In cinema, no job like this ever goes to plan, but what these four plotters have to contend with is of a different order to the sual shootings and spats. It’s not so much that the girl is a problem – she’s young, scared, easily talked around. It’s what’s inside the girl. Director Alastair Orr takes a strong idea and runs with it, and even though he doesn’t really know what to do, produces plenty to satisfy most fans of demonic horror. The gangsters quickly fail the Scooby Doo test and split up, with two of them returning to the girl’s home and finding something terrifying. Meanwhile, all the lights go out and Hazel has to go down into the basement to fix them. Where the girl is. And things go from bad to worse.

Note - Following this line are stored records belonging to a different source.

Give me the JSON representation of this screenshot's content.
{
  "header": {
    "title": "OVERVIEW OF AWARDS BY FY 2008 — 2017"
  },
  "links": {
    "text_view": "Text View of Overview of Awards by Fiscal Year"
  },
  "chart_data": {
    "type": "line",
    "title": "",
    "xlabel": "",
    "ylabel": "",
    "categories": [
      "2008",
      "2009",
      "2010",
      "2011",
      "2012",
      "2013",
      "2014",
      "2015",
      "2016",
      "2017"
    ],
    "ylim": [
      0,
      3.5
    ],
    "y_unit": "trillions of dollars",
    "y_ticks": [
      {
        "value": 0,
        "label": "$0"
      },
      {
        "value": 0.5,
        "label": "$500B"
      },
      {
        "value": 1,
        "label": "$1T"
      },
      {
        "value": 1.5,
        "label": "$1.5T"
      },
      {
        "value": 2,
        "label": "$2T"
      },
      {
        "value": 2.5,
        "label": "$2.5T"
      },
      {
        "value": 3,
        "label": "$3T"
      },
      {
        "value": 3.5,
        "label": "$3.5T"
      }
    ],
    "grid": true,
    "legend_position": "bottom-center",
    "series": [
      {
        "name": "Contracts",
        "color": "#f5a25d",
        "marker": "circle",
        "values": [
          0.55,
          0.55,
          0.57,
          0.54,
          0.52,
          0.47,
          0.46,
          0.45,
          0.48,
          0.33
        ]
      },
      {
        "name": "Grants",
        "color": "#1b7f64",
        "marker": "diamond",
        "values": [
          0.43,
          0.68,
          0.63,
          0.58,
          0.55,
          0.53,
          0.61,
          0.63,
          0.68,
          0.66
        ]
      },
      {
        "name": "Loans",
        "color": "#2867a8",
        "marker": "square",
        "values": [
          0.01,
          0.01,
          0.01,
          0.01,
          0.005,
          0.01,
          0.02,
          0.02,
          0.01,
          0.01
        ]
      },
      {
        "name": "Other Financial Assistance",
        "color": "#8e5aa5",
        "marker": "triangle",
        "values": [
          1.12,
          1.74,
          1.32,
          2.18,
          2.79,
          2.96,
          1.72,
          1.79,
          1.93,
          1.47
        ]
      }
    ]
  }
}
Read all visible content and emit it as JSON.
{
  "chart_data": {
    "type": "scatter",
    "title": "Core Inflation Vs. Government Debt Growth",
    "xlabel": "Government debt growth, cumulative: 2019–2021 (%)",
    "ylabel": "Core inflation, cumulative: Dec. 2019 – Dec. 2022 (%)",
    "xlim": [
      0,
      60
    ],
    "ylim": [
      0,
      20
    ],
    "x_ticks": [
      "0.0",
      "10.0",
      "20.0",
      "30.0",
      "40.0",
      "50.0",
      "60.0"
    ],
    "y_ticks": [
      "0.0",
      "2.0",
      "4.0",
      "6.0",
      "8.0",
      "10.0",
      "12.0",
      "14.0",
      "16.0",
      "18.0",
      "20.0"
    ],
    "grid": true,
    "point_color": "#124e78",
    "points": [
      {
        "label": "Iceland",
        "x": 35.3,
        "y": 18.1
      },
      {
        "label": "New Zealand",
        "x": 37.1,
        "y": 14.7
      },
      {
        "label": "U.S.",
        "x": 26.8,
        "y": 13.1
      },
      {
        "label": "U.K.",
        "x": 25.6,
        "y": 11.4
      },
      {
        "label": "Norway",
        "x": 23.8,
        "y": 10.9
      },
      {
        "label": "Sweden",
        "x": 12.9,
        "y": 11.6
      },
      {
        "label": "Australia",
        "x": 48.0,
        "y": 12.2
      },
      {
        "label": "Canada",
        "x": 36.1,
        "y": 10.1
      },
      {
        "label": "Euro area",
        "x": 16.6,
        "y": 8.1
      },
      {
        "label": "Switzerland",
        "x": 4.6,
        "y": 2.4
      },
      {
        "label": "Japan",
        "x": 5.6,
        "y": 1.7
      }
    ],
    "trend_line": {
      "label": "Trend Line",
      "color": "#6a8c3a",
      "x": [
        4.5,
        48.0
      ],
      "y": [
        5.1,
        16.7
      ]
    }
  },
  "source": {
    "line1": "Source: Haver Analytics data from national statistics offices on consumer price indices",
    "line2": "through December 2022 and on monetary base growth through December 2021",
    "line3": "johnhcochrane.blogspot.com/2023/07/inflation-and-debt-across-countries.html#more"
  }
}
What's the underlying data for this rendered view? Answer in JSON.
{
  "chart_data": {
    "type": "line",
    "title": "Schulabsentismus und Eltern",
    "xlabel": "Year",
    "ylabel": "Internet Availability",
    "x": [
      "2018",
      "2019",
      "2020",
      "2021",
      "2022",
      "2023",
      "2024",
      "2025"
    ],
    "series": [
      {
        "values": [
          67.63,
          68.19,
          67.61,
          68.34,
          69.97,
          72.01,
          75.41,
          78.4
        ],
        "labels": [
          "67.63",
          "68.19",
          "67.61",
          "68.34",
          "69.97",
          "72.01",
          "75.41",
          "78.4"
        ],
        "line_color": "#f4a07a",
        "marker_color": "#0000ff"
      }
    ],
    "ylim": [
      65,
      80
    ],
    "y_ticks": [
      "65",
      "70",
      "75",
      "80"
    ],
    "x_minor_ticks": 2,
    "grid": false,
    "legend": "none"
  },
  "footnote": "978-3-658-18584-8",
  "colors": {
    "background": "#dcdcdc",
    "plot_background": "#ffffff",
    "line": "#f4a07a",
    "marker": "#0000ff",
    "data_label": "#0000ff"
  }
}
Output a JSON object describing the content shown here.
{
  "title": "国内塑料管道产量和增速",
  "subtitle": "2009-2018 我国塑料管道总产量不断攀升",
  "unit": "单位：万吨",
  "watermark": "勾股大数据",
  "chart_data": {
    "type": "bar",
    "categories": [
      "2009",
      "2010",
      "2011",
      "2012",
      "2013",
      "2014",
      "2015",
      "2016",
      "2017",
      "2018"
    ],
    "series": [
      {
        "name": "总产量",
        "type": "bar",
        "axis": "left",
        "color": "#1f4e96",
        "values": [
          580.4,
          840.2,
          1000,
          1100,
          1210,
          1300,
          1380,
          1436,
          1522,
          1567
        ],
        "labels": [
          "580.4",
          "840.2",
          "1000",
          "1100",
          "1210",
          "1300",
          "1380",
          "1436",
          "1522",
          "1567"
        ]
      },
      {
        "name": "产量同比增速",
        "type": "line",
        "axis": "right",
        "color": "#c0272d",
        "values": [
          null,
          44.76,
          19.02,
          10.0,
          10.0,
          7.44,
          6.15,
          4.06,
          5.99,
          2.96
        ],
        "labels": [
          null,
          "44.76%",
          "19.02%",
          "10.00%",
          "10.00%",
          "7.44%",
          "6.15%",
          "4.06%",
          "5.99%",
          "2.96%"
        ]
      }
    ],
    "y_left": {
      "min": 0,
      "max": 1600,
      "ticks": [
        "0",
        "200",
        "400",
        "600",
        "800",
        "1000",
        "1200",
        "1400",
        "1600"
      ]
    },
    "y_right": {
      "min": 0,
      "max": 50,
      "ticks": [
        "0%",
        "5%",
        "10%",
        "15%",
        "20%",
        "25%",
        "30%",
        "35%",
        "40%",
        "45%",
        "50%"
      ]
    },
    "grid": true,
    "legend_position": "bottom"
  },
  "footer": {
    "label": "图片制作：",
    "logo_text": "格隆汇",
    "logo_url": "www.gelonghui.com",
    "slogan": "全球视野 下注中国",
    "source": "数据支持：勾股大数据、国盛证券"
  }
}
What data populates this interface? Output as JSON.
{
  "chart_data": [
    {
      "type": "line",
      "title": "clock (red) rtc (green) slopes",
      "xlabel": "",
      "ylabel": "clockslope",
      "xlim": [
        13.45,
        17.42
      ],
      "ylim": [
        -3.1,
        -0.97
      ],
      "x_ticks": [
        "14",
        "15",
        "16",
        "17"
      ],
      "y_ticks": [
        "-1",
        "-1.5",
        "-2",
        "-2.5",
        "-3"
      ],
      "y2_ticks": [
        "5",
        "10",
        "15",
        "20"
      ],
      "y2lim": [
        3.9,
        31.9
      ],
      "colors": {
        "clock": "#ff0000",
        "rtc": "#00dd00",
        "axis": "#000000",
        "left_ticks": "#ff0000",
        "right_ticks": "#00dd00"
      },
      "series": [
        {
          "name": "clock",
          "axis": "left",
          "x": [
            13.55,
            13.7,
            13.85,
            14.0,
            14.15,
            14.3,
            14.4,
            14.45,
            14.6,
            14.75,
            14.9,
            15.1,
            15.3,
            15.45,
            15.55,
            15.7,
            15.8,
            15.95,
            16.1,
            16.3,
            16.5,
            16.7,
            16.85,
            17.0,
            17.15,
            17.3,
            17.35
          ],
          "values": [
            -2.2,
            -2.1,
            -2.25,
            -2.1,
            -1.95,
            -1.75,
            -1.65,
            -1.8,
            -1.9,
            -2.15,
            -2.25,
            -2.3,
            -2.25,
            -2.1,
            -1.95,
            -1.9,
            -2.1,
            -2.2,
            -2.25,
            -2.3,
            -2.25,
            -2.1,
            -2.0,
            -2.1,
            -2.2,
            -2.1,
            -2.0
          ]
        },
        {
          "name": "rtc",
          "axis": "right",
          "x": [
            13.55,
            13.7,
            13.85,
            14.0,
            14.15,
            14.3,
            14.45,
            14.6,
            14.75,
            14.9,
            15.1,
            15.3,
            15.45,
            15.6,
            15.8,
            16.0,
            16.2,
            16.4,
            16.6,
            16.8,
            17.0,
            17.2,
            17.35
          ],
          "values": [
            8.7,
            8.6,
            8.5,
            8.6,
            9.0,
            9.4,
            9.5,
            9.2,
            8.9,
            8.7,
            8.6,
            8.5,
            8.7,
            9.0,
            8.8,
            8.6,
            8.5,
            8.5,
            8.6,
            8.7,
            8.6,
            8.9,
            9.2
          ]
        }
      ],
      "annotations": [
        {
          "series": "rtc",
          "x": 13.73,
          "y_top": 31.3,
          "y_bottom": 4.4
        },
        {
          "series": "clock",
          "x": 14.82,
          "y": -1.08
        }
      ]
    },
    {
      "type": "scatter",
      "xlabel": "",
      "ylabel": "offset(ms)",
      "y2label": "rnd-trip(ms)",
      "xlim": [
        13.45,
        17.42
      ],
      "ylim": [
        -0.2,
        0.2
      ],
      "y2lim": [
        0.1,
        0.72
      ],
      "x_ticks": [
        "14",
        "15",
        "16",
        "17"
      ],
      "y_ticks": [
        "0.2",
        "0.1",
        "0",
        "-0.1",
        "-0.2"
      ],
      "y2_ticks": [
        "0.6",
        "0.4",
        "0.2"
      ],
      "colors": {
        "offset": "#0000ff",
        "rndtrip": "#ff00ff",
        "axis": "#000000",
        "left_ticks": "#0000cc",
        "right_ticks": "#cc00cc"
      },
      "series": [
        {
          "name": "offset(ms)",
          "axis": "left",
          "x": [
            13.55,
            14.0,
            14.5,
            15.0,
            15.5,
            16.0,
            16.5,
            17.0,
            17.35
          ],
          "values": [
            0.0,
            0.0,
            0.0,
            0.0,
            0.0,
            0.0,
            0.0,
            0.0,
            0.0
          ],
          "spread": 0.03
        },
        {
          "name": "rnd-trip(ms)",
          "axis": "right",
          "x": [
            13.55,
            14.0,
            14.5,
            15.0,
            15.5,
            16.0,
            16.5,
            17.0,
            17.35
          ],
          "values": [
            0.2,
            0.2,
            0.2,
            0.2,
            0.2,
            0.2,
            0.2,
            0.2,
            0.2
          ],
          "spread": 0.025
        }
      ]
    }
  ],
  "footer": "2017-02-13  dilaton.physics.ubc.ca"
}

Although it has a solid horror premise, the script here tends to meander, leaving Orr reliant on shocks and gore to maintain the tension. He scores well on the latter and has particular fun with tentacular demonic tongues. In keeping with one of this year’s horror trends, there’s relatively little threatening of women with these, with the youthful Ade seeming most imperilled. We also get the usual eye-bulging zombification schtick with a bit of a ghostly twist to keep it on theme.
The need for constant escalation inevitably gets the film into trouble, leaving it with nowhere to go towards the end, when the plot also starts to drift. Too many false endings reduce the impact of the final one. That said, the bulk of the story is strong enough to grip, Vinson makes a competent lead, and there’s a lot more visceral horror here than in the average supposedly gruesome possession film, so it works well enough for a Friday night thrill.